Up to now, the country has failed to develop any kind of transport infrastructure project based on PPPs as the previous legislation in this field was defective. But going forward, Romania could become one of the European Union member states hosting roads built in partnership between the state and the private sector. Investors are recommending a policy of small steps in this field, meaning that some pilot projects should be finished first, which will require careful planning as infrastructure projects have recorded historic delays and budget overruns.
Romania can use billions of EU funds for road infrastructure
The current government plans to use EUR 3 billion to build highways and fast railway lines by tapping the sovereign wealth fund, which is still in the design stage. It is not yet clear how this money will be raised, but the authorities say that fund will be used for projects that can’t be finished or started using European Union funds by 2020.

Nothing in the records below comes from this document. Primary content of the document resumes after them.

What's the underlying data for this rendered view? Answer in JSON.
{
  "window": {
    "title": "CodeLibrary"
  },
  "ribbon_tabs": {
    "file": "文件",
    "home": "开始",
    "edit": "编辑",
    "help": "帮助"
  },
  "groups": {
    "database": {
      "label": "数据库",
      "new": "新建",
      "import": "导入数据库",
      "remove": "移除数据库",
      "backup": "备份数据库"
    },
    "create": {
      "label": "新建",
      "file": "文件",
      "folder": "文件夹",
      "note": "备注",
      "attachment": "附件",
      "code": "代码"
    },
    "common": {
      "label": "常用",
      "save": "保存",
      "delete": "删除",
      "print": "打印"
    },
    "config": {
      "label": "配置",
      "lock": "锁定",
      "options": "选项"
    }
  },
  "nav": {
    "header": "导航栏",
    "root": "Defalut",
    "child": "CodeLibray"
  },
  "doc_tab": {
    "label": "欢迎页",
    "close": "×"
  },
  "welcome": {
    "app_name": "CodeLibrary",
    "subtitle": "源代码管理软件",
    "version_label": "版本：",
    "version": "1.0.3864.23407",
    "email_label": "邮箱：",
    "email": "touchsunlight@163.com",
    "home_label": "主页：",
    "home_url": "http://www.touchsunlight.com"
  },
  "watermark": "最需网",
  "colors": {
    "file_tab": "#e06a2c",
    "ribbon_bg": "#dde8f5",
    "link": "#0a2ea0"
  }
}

“The Sovereign Fund for Development and Investments (FDSI) together with other international banks – the European Investment Bank, the European Bank for Reconstruction and Development and the World Bank have already expressed their interest from the discussions we have had up to now – will build through PPPs highways which it will control for 30 years and which will be returned to the Romanian state gradually, as the state budget gets more resources to buy them back,” outlined the governing program of PM Sorin Grindeanu submitted to Parliament in late 2016.
PPPs could be deployed for the construction of four new highways that would cover the country, including the Comarnic-Brasov segment – for which the authorities have failed to attract investors under a PPP mechanism.

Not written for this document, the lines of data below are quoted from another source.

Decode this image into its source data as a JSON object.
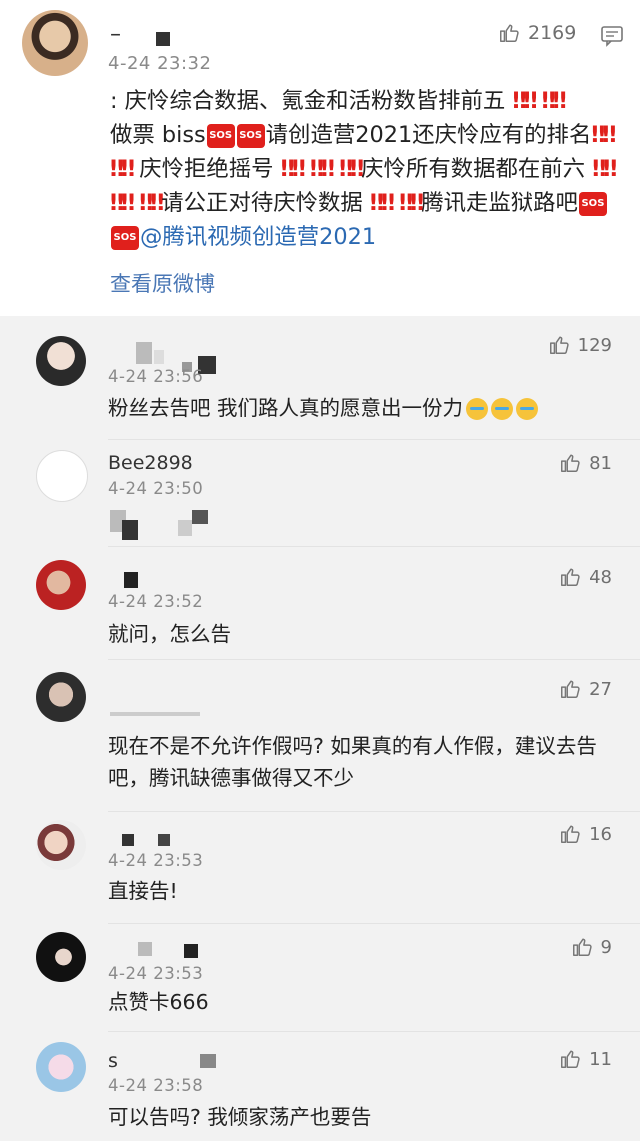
{
  "post": {
    "username": "–",
    "time": "4-24 23:32",
    "like_count": "2169",
    "text_parts": [
      ": 庆怜综合数据、氪金和活粉数皆排前五",
      "做票 biss",
      "请创造营2021还庆怜应有的排名",
      " 庆怜拒绝摇号",
      "庆怜所有数据都在前六",
      "请公正对待庆怜数据",
      "腾讯走监狱路吧"
    ],
    "mention": "@腾讯视频创造营2021",
    "original_link": "查看原微博"
  },
  "comments": [
    {
      "name": "",
      "time": "4-24 23:56",
      "text": "粉丝去告吧 我们路人真的愿意出一份力",
      "likes": "129"
    },
    {
      "name": "Bee2898",
      "time": "4-24 23:50",
      "text": "",
      "likes": "81"
    },
    {
      "name": "",
      "time": "4-24 23:52",
      "text": "就问，怎么告",
      "likes": "48"
    },
    {
      "name": "",
      "time": "",
      "text": "现在不是不允许作假吗? 如果真的有人作假，建议去告吧，腾讯缺德事做得又不少",
      "likes": "27"
    },
    {
      "name": "",
      "time": "4-24 23:53",
      "text": "直接告!",
      "likes": "16"
    },
    {
      "name": "",
      "time": "4-24 23:53",
      "text": "点赞卡666",
      "likes": "9"
    },
    {
      "name": "s",
      "time": "4-24 23:58",
      "text": "可以告吗? 我倾家荡产也要告",
      "likes": "11"
    }
  ],
  "icons": {
    "like": "thumbs-up-icon",
    "comment": "comment-icon",
    "sos": "sos-icon",
    "bang": "double-exclamation-icon",
    "cry": "crying-face-icon"
  },
  "colors": {
    "link": "#4a77b5",
    "mention": "#2b69b2",
    "emoji_red": "#e0201c",
    "meta_gray": "#8a8a8a"
  },
  "emoji": {
    "bang": "‼‼",
    "sos": "SOS"
  }
}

EU funds have been one of the main financing options for the development of road infrastructure in Romania, with the country having attracted EUR 3.2 billion of EU money in the 2007-2013 programming period. Under the current financial framework that runs through to 2020, Romania can put to work close to EUR 12 billion of EU funding for large infrastructure projects, including transport and energy.
Critical negotiations with the private sector
The authorities’ plans look good on paper, but negotiations with private investors might prove challenging.

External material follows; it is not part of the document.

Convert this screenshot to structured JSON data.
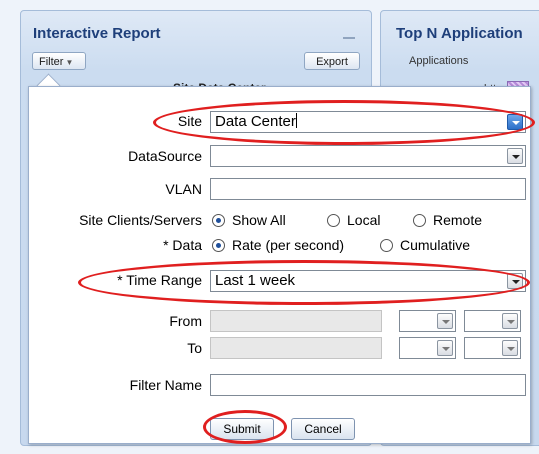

“The state must also understand that PPP projects can only be implemented if there are certain guarantees in the background. No private company will be able to bear the risk of 20 years of operation of a highway or hospital, for example, if the state could stop payments for it at any moment without redress. However, we see progress in many areas and are positive that Romania will continue to develop framework conditions allowing for a mutually beneficial cooperation on PPP projects,” Gerd Bommer, commercial counselor at the Austrian Embassy in Bucharest, told BR.
Anca Albulescu, partner and head of the real estate and construction department at law firm bpv Grigorescu Stefanica, added that infrastructure projects are easily executed based on PPP structures and other European countries have had successful developments in this sector.
Meanwhile, PM Grindeanu announced in mid-March that 98 kilometers of new highway will open this year. This means that the country will reach the milestone of 1,000 km of highways in operation next year.
The PM suggested that the highways will be constructed based on the Transport Master Plan approved at European level. Although Grindeanu did not talk about PPPs for the new roads, he said that the government was planning new legislation to simplify the strategic acquisitions process that would apply for highways, energy and defense.